C(x) = 500 + 10x + 0.005x^2
Taking the derivative of C(x) with respect to x:
C'(x) = 10 + 0.01x
Now we can evaluate C'(x) at x = 100:
C'(100) = 10 + 0.01(100)
C'(100) = 10 + 1
C'(100) = 11
Therefore, the instantaneous rate of change of C with respect to x when x = 100 is 11 dollars per unit.
To find the average rate of change of C with respect to x, we need to calculate the difference in the values of C(x) at the two different production levels and divide it by the difference in the values of x.
i.
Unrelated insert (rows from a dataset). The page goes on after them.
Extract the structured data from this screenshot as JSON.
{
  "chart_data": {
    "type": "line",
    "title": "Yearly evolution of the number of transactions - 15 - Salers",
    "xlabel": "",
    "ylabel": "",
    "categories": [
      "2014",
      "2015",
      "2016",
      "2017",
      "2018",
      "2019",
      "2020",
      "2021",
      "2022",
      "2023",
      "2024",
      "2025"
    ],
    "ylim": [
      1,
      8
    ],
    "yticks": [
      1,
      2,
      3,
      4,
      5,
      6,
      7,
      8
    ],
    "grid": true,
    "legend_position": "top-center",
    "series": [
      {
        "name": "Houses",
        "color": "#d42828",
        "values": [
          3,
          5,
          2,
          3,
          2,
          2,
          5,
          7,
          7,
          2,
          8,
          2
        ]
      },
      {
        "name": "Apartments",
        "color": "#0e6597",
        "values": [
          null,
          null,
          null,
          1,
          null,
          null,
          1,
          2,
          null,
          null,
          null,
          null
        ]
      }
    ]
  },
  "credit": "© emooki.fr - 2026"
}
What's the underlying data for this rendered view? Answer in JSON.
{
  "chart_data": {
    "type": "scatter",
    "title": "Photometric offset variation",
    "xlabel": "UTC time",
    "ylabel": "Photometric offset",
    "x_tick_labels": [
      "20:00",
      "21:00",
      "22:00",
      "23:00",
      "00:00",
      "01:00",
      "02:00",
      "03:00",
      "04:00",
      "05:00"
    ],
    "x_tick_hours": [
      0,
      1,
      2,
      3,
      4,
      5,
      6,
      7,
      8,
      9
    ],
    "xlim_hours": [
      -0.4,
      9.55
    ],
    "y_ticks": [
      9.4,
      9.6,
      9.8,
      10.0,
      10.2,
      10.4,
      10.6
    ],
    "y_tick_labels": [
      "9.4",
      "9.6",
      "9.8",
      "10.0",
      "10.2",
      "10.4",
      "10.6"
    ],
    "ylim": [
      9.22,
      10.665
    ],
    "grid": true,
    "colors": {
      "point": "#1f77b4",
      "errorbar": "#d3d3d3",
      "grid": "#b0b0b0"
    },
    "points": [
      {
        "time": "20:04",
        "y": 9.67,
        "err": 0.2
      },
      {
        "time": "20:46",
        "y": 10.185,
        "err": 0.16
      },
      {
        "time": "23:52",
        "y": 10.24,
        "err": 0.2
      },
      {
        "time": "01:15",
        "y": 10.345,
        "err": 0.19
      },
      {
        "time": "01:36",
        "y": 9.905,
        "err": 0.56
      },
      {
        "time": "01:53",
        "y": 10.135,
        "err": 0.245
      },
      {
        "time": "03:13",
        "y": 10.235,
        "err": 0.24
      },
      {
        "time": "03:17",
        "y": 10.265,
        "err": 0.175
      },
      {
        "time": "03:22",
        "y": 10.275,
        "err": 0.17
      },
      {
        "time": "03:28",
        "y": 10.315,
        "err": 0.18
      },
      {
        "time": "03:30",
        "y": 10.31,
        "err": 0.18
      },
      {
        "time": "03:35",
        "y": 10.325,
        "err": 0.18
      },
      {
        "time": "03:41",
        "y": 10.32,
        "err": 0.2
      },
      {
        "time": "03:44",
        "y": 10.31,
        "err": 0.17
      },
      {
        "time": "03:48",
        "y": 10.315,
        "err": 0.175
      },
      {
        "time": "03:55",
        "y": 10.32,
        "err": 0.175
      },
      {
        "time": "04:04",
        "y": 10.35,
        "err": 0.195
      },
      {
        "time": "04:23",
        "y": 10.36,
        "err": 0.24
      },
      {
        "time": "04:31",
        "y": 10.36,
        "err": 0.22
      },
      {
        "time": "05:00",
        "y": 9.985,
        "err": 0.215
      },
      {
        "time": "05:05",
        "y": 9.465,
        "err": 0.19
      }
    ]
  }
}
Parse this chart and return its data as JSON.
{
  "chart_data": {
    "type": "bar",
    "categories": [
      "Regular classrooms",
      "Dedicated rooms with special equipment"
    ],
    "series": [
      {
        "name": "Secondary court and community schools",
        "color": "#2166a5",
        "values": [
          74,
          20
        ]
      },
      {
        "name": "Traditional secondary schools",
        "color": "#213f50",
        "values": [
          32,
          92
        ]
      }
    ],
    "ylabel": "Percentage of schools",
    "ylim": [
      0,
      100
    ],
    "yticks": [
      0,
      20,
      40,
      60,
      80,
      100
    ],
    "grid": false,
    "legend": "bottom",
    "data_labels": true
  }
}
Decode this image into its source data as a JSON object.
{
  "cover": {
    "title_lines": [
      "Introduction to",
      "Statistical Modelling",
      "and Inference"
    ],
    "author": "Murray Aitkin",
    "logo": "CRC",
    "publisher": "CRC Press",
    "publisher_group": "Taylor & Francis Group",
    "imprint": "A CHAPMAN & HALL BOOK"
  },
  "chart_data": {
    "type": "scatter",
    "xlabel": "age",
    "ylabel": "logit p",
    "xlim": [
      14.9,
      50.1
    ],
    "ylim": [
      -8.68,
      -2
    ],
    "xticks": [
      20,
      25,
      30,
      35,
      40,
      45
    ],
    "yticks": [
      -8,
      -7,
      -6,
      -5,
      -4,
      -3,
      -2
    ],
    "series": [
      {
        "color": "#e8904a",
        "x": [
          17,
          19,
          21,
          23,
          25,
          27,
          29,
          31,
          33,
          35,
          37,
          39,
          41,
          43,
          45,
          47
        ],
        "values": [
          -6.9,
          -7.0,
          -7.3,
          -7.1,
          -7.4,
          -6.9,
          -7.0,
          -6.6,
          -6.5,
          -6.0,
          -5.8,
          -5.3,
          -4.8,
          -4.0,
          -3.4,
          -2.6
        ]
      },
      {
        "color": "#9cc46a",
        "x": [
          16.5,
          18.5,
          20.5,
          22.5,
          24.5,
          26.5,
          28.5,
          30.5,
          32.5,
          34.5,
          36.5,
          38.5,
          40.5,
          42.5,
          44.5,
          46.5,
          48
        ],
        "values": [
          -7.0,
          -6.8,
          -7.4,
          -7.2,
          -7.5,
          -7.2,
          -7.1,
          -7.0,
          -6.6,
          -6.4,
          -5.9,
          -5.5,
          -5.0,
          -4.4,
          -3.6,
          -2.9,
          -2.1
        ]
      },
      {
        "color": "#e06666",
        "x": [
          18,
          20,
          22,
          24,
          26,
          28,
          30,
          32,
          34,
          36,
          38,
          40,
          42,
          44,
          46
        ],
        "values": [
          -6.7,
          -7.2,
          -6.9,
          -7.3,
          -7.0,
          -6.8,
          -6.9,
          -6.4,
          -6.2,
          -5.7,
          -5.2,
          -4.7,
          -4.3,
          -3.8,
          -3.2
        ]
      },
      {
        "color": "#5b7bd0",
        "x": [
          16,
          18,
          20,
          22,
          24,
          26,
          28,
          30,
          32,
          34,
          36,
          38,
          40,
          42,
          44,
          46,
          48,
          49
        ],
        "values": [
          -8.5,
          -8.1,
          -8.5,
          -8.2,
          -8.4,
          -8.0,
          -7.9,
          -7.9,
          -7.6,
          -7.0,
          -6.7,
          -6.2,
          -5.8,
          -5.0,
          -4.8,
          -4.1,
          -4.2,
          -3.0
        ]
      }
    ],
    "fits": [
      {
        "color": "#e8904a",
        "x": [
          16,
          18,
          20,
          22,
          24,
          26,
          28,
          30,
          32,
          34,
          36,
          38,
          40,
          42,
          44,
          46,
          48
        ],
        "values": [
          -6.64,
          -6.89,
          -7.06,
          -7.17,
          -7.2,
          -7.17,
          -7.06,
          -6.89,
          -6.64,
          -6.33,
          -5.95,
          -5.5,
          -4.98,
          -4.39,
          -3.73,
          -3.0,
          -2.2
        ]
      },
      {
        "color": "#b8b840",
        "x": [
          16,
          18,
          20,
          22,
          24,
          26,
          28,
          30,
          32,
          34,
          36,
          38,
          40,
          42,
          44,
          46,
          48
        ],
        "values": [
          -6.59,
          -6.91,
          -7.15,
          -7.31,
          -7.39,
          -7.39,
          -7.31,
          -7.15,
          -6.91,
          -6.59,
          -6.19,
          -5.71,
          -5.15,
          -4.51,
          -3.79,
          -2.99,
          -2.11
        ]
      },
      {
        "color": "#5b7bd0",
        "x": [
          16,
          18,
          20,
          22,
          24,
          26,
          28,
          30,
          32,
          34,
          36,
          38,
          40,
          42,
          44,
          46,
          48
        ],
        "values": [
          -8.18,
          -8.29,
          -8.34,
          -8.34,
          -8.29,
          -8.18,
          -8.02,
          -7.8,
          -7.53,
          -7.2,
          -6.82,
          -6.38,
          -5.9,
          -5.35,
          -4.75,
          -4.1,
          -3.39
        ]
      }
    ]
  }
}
Average rate of change of C with respect to x from x = 100 to x = 105:
Step 1: Substitute the values of x into the equation C(x) = 500 + 10x + 0.005x^2:
C(100) = 500 + 10(100) + 0.005(100)^2
= 500 + 1000 + 0.005(10000)
= 500 + 1000 + 50
= 1550
C(105) = 500 + 10(105) + 0.005(105)^2
= 500 + 1050 + 0.005(11025)
= 500 + 1050 + 55.125
= 1605.125
Step 2: Calculate the average rate of change:
Average Rate of Change = (C(105) - C(100)) / (105 - 100)
= (1605.125 - 1550) / (5)
= 55.125 / 5
= 11.025
Therefore, the average rate of change of C with respect to x when the production level is from x = 100 to x = 105 units is 11.025 dollars.
ii. To find the instantaneous rate of change of C with respect to x when x = 100, we can take the derivative of the function C(x) with respect to x.
Step 1: Differentiate the equation C(x) = 500 + 10x + 0.005x^2:
C'(x) = 10 + (2)(0.005)(x)
= 10 + 0.01x
Step 2: Substitute x = 100 into the derivative:
C'(100) = 10 + 0.01(100)
= 10 + 1
= 11
Therefore, the instantaneous rate of change of C with respect to x when x = 100 is 11 dollars.